VIIe s. → · Basilique Saint-Denis
La basilique devient nécropole des rois de France

Sous le chœur de la basilique Saint-Denis reposent encore les ossements d'une quarantaine de souverains. Pendant plus de mille ans, de Dagobert jusqu'à Louis XVIII, c'est ici, au nord de Paris, que la monarchie française a enterré ses morts. Le lieu n'a rien d'un hasard : il s'organise autour de la tombe d'un martyr exécuté, dit la tradition, vers 250.
Saint Denis, un martyr dont l'histoire est incertaine
Le sanctuaire doit son existence à Denis, premier évêque de Paris, décapité à Montmartre sous une persécution que la tradition place vers 250. La légende veut qu'il ait ensuite marché en portant sa tête jusqu'au lieu de sa sépulture : ce récit de la céphalophorie n'apparaît dans les textes qu'au IXe siècle et relève de l'hagiographie, non du fait établi. Ce que l'archéologie confirme, en revanche, c'est l'existence d'une nécropole gallo-romaine sur le site et d'une tombe vénérée dès le Bas-Empire. Vers 475, sainte Geneviève fait élever une première église au-dessus de ce tombeau.
Dagobert, le premier roi enterré sur place
L'inhumation fondatrice est celle de Dagobert Ier, mort en 639 et enseveli dans l'église, qu'il avait richement dotée. Il devient la figure tutélaire du lieu : son tombeau, refait au XIIIe siècle, se voit toujours dans la basilique. Avant lui, les rois mérovingiens étaient dispersés ; après lui, Saint-Denis s'impose peu à peu. L'abbaye, devenue bénédictine, gagne aussi un rôle politique. C'est là qu'est conservée l'oriflamme, la bannière que les rois venaient prendre avant de partir en guerre.

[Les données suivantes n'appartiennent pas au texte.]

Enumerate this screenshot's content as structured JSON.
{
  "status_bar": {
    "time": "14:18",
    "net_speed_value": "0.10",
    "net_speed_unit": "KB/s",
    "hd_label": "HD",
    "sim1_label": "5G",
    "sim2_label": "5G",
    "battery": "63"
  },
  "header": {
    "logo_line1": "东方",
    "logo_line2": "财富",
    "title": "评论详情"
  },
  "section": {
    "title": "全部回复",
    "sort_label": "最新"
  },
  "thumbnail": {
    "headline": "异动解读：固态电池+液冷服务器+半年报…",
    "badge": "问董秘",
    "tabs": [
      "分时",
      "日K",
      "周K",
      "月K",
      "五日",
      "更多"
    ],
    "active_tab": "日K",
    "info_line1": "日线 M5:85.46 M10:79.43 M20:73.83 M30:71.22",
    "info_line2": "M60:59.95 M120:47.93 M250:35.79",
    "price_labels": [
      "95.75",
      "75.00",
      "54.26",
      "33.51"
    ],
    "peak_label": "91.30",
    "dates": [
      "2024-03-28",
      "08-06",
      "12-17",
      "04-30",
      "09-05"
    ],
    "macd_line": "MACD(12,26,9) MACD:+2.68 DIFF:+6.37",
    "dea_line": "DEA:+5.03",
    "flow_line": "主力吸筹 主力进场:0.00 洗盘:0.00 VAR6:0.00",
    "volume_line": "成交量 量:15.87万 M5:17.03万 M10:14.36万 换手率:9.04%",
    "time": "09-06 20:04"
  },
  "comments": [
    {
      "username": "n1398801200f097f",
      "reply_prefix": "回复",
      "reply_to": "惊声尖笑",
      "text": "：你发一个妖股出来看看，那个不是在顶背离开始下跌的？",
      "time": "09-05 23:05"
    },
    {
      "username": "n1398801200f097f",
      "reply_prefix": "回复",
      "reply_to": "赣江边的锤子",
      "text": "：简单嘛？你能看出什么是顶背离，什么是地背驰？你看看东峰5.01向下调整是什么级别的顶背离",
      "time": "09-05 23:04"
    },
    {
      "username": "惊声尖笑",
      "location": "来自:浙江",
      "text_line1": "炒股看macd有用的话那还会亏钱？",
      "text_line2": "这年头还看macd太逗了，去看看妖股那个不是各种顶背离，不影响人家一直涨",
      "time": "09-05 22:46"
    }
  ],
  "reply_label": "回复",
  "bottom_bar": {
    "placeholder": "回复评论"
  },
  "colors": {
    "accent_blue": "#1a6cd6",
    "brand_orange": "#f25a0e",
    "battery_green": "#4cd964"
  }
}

Suger et la naissance de la nécropole dynastique
Le tournant décisif intervient sous l'abbé Suger, conseiller de Louis VI puis de Louis VII. Entre 1135 et 1144, il reconstruit le chevet et la façade dans un style nouveau, à arcs brisés et grandes verrières : Saint-Denis passe pour le premier monument gothique. Un siècle plus tard, Louis IX — Saint Louis — commande vers 1264 une série de seize gisants destinés à réunir les dynasties mérovingienne, carolingienne et capétienne sous un même toit, affirmant la continuité du pouvoir royal. À partir du XIIIe siècle, l'usage se fixe : le corps du roi à Saint-Denis, parfois le cœur et les entrailles ailleurs. Henri IV, assassiné en 1610, y repose ; Louis XIV également.
1793 : la profanation des tombeaux
À l'automne 1793, la Convention ordonne l'ouverture des sépultures royales. Du 12 octobre au début de 1794, les tombes sont vidées et les dépouilles jetées dans deux fosses communes garnies de chaux, dans le jardin voisin. Le corps d'Henri IV, remarquablement conservé, est exposé quelques jours avant d'être inhumé en fosse. Sous la Restauration, en 1817, Louis XVIII fait rouvrir ces fosses : les ossements mêlés, devenus impossibles à identifier individuellement, sont rassemblés dans un ossuaire de la crypte, derrière deux plaques de marbre noir. Les gisants et tombeaux monumentaux, eux, avaient en partie été sauvés par Alexandre Lenoir, qui les transféra à son musée des Monuments français avant leur retour à Saint-Denis.
Le saviez-vous ? Les rois ne sont pas les seuls à reposer à Saint-Denis. On y trouve aussi les tombeaux de quelques grands serviteurs de l'État, dont celui du connétable Bertrand du Guesclin, mort en 1380, que Charles V fit enterrer près des rois en signe de reconnaissance.